You can see there are various metrics (rmse, etc) and league-level stats (lgstats). Then for each team there is player info (pinfo) like name/etc, along with the player params and stats (pstats).
After much messing around, I managed to create this:
using DataFrames, InlineStrings
# Variable
nsim  = 3
nrep  = 2
nteam = 4
# Constant (see desired structure)
nmetrics = 4
nplayer  = 30
nlgstats = 10
nparams  = 6
npstats  = 7
# Team-level Tuple
teamres = Tuple{DataFrame,              # pinfo
                DataFrame,              # params
                NTuple{nrep, DataFrame} # pstats,  rep[1:nrep]
                }                       # team1
# Simulation-level Tuple
simres = Tuple{DataFrame,               # nmetrics
               NTuple{nrep, DataFrame}, # lgstats, rep[1:nrep]
               NTuple{nteam, teamres}   # teams,   team[1:nteam]
               }                        # sim1
# Final Result
allres = NTuple{nsim, simres}
When run, it seems to work:
Summary
julia> # Team-level Tuple
       teamres = Tuple{DataFrame,              # pinfo
                       DataFrame,              # params
                       NTuple{nrep, DataFrame} # pstats,  rep[1:nrep]
                       }                       # team1      
Tuple{DataFrame, DataFrame, Tuple{DataFrame, DataFrame}}
       
julia> # Simulation-level Tuple
       simres = Tuple{DataFrame,               # nmetrics
                      NTuple{nrep, DataFrame}, # lgstats, rep[1:nrep]

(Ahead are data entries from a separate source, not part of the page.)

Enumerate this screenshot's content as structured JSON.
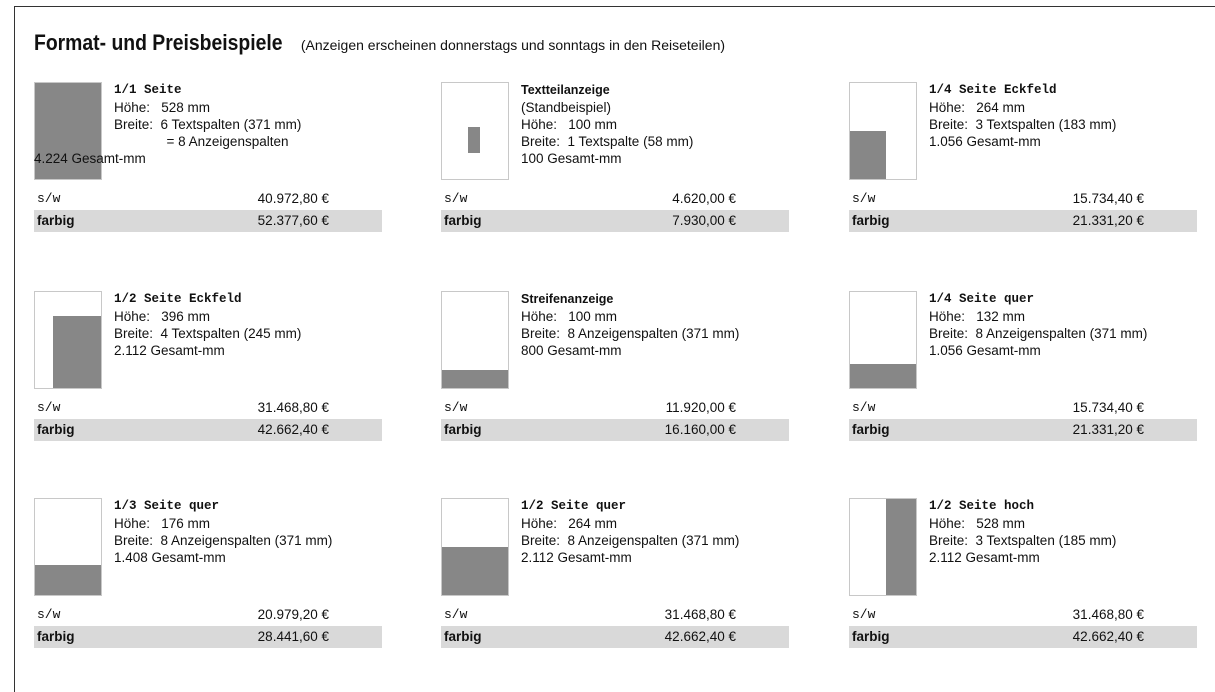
{
  "title": {
    "main": "Format- und Preisbeispiele",
    "sub": "(Anzeigen erscheinen donnerstags und sonntags in den Reiseteilen)"
  },
  "labels": {
    "sw": "s/w",
    "color": "farbig"
  },
  "colors": {
    "fill": "#878787",
    "band": "#d9d9d9",
    "thumb_border": "#c8c8c8"
  },
  "ads": [
    {
      "name": "1/1 Seite",
      "lines": [
        "Höhe:   528 mm",
        "Breite:  6 Textspalten (371 mm)",
        "              = 8 Anzeigenspalten",
        "4.224 Gesamt-mm"
      ],
      "price_sw": "40.972,80 €",
      "price_color": "52.377,60 €"
    },
    {
      "name": "Textteilanzeige",
      "lines": [
        "(Standbeispiel)",
        "Höhe:   100 mm",
        "Breite:  1 Textspalte (58 mm)",
        "100 Gesamt-mm"
      ],
      "price_sw": "4.620,00 €",
      "price_color": "7.930,00 €"
    },
    {
      "name": "1/4 Seite Eckfeld",
      "lines": [
        "Höhe:   264 mm",
        "Breite:  3 Textspalten (183 mm)",
        "1.056 Gesamt-mm"
      ],
      "price_sw": "15.734,40 €",
      "price_color": "21.331,20 €"
    },
    {
      "name": "1/2 Seite Eckfeld",
      "lines": [
        "Höhe:   396 mm",
        "Breite:  4 Textspalten (245 mm)",
        "2.112 Gesamt-mm"
      ],
      "price_sw": "31.468,80 €",
      "price_color": "42.662,40 €"
    },
    {
      "name": "Streifenanzeige",
      "lines": [
        "Höhe:   100 mm",
        "Breite:  8 Anzeigenspalten (371 mm)",
        "800 Gesamt-mm"
      ],
      "price_sw": "11.920,00 €",
      "price_color": "16.160,00 €"
    },
    {
      "name": "1/4 Seite quer",
      "lines": [
        "Höhe:   132 mm",
        "Breite:  8 Anzeigenspalten (371 mm)",
        "1.056 Gesamt-mm"
      ],
      "price_sw": "15.734,40 €",
      "price_color": "21.331,20 €"
    },
    {
      "name": "1/3 Seite quer",
      "lines": [
        "Höhe:   176 mm",
        "Breite:  8 Anzeigenspalten (371 mm)",
        "1.408 Gesamt-mm"
      ],
      "price_sw": "20.979,20 €",
      "price_color": "28.441,60 €"
    },
    {
      "name": "1/2 Seite quer",
      "lines": [
        "Höhe:   264 mm",
        "Breite:  8 Anzeigenspalten (371 mm)",
        "2.112 Gesamt-mm"
      ],
      "price_sw": "31.468,80 €",
      "price_color": "42.662,40 €"
    },
    {
      "name": "1/2 Seite hoch",
      "lines": [
        "Höhe:   528 mm",
        "Breite:  3 Textspalten (185 mm)",
        "2.112 Gesamt-mm"
      ],
      "price_sw": "31.468,80 €",
      "price_color": "42.662,40 €"
    }
  ]
}
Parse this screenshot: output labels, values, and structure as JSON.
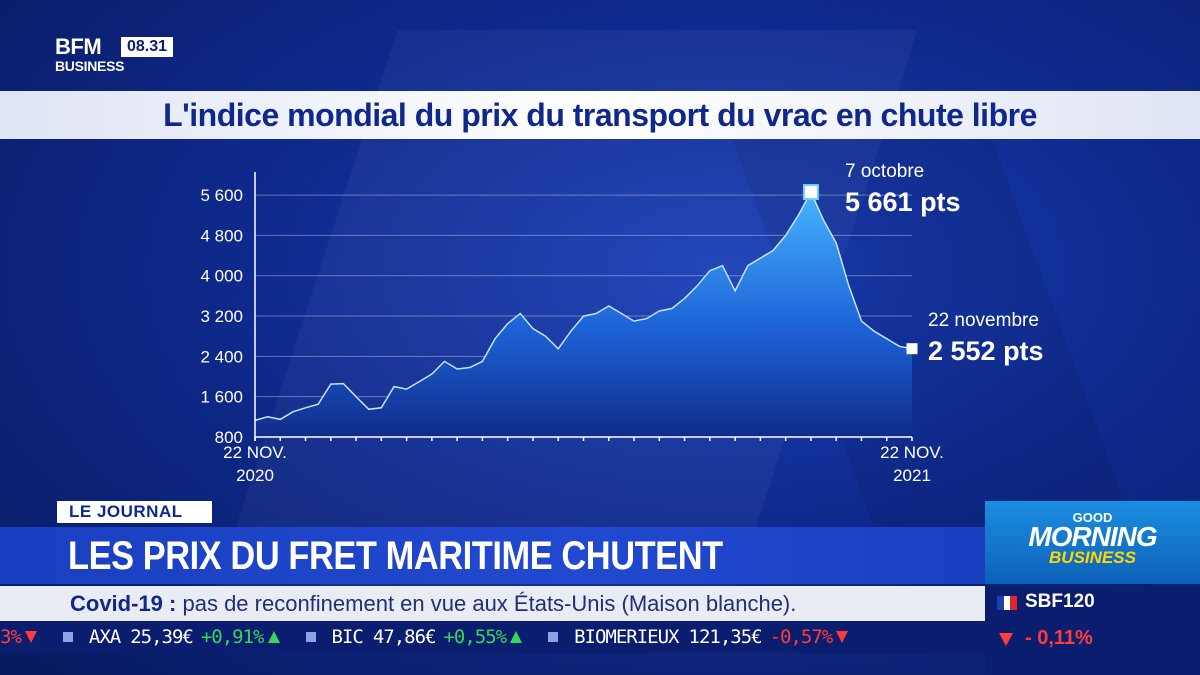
{
  "channel": {
    "logo_top": "BFM",
    "logo_bottom": "BUSINESS",
    "time": "08.31"
  },
  "title": "L'indice mondial du prix du transport du vrac en chute libre",
  "chart_data": {
    "type": "area",
    "title": "L'indice mondial du prix du transport du vrac en chute libre",
    "yticks": [
      "5 600",
      "4 800",
      "4 000",
      "3 200",
      "2 400",
      "1 600",
      "800"
    ],
    "ytick_values": [
      5600,
      4800,
      4000,
      3200,
      2400,
      1600,
      800
    ],
    "ylim": [
      800,
      5900
    ],
    "xlim": [
      0,
      52
    ],
    "x_start_label": [
      "22 NOV.",
      "2020"
    ],
    "x_end_label": [
      "22 NOV.",
      "2021"
    ],
    "grid": true,
    "color": "#2a8ff0",
    "series": [
      {
        "x": [
          0,
          1,
          2,
          3,
          4,
          5,
          6,
          7,
          8,
          9,
          10,
          11,
          12,
          13,
          14,
          15,
          16,
          17,
          18,
          19,
          20,
          21,
          22,
          23,
          24,
          25,
          26,
          27,
          28,
          29,
          30,
          31,
          32,
          33,
          34,
          35,
          36,
          37,
          38,
          39,
          40,
          41,
          42,
          43,
          44,
          45,
          46,
          47,
          48,
          49,
          50,
          51,
          52
        ],
        "values": [
          1130,
          1200,
          1150,
          1300,
          1380,
          1450,
          1850,
          1860,
          1600,
          1350,
          1380,
          1800,
          1750,
          1900,
          2050,
          2300,
          2150,
          2180,
          2300,
          2750,
          3050,
          3250,
          2950,
          2800,
          2550,
          2900,
          3200,
          3250,
          3400,
          3250,
          3100,
          3150,
          3300,
          3350,
          3550,
          3800,
          4100,
          4200,
          3700,
          4200,
          4350,
          4500,
          4800,
          5200,
          5661,
          5100,
          4650,
          3800,
          3100,
          2900,
          2750,
          2600,
          2552
        ]
      }
    ],
    "annotations": [
      {
        "date": "7 octobre",
        "value": "5 661 pts",
        "x": 44,
        "y": 5661
      },
      {
        "date": "22 novembre",
        "value": "2 552 pts",
        "x": 52,
        "y": 2552
      }
    ]
  },
  "lower_third": {
    "tag": "LE JOURNAL",
    "headline": "LES PRIX DU FRET MARITIME CHUTENT"
  },
  "news": {
    "topic": "Covid-19 :",
    "text": "pas de reconfinement en vue aux États-Unis (Maison blanche)."
  },
  "stocks": [
    {
      "symbol": "",
      "price": "",
      "change": "3%",
      "direction": "down"
    },
    {
      "symbol": "AXA",
      "price": "25,39€",
      "change": "+0,91%",
      "direction": "up"
    },
    {
      "symbol": "BIC",
      "price": "47,86€",
      "change": "+0,55%",
      "direction": "up"
    },
    {
      "symbol": "BIOMERIEUX",
      "price": "121,35€",
      "change": "-0,57%",
      "direction": "down"
    }
  ],
  "program": {
    "good": "GOOD",
    "morning": "MORNING",
    "business": "BUSINESS"
  },
  "index": {
    "name": "SBF120",
    "change": "- 0,11%"
  },
  "colors": {
    "background": "#0f2a8e",
    "accent": "#2149cf",
    "up": "#35d65c",
    "down": "#ff3b3b"
  }
}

                      NTuple{nteam, teamres}   # teams,   team[1:nteam]
                      }                        # sim1       
Tuple{DataFrame, Tuple{DataFrame, DataFrame}, NTuple{4, Tuple{DataFrame, DataFrame, Tuple{DataFrame, DataFrame}}}}
      
julia> # Final Result
      allres = NTuple{nsim, simres}
Tuple{Tuple{DataFrame, Tuple{DataFrame, DataFrame}, NTuple{4, Tuple{DataFrame, DataFrame, Tuple{DataFrame, DataFrame}}}}, Tuple{DataFrame, Tuple{DataFrame, DataFrame}, NTuple{4, Tuple{DataFrame, DataFrame, Tuple{DataFrame, DataFrame}}}}, Tuple{DataFrame, Tuple{DataFrame, DataFrame}, NTuple{4, Tuple{DataFrame, DataFrame, Tuple{DataFrame, DataFrame}}}}}
But I cannot figure out how to:
- 
Name the elements of these tuples (I could not get NamedTuple{} to work here). 
- 
Preallocate dataframes of the desired sizes and types. 
- 
Programmatically add my data to this DataType I created. 
And perhaps this is the totally wrong way to go about it. Please tell me if so, because I don’t know what I’m doing here. But even then, I would be interested in knowing how to make this method work (or why it won’t).